I was into Ska in the mid nineties. Not enough to wear the uniform, but enough that it was basically all I listened to for a while, and I actually played trumpet (very badly) in a band that played a couple of good shows. We had our own following in a time when bands like No Doubt and Reel Big Fish weren’t always headlining, and were playing at small venues with mostly local fans. It was great fun, and I’m sure that those who were a part of that time will remember it fondly for the most part. The band was called Exit Smiling, and we had some great times and colossal fights. There’s a band in Milwaukee now with the name (either a heavy metal band or punk, can’t be certain) which makes me sort of sad, but I can’t blame them for coming up with a good name.

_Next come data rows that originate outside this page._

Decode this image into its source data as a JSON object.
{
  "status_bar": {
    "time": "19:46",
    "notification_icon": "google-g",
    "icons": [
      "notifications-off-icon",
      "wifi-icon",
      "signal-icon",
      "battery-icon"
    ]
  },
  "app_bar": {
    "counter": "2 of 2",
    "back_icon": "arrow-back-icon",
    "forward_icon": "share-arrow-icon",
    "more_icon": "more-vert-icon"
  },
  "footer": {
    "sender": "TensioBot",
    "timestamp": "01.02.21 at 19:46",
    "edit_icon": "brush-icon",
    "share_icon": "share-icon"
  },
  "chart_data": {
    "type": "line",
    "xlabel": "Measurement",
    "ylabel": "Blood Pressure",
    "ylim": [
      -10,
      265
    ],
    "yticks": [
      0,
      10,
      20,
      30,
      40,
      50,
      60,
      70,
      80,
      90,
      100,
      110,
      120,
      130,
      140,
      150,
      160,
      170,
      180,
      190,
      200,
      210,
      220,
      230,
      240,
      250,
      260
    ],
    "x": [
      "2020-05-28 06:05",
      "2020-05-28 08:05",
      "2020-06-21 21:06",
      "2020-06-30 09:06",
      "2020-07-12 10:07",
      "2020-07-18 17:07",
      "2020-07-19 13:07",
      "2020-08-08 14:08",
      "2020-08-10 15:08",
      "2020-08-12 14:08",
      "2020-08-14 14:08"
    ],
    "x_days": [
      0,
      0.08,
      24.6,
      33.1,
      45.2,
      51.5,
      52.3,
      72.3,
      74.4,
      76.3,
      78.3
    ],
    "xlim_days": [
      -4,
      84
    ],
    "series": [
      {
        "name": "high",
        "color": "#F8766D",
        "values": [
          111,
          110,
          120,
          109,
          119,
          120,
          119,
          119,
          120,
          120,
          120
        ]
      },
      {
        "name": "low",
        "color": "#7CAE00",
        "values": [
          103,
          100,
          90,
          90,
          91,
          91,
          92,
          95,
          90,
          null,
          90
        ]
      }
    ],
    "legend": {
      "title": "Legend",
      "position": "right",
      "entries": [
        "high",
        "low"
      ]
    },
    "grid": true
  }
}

The other day, I had the tune of song from Goodwin Club in my head, an Orange County ska band popular around 1994-1995, and I’ve spent the last thirty minutes digging through the Internet trying to find a recording. In doing so, I realize that the Internet, and what it provides, has become fully entrenched into nearly all my behaviors. Without even giving it thought, I went out looking for content that is essentially pre-Web, pre-MP3, and therefore doesn’t exist (at least to me, as I take the Internet for granted).
Today, a band like the Goodwin Club, would likely have MP3’s scattered throughout the Internet, either by their own choice or out of their control. It would almost be harder not to spread their recordings wide, as demo tapes would probably be created in digital format first. With tools like GarageBand for the Mac, and the simple ubiquity of computers that can record audio in the first place, the difference between garage bands from 2005 and 1994 is about the same as the difference between garage bands from 1950.
And while I really would like to find even just one digital recording of the Goodwin Club, I understand that the sort of warmth that comes from remembering the Good Old Days doesn’t come from having exact bit by bit recordings. The lack of a full archive requires that you swim in your memories, sending off ripples that bring about other lost memories that you might overlook if given an all encompassing, unbiased and completely comprehensive perspective. The imperfections of the mind mold those experiences into something else over time, something that perfection might destroy.
But if you have a copy, I still want it.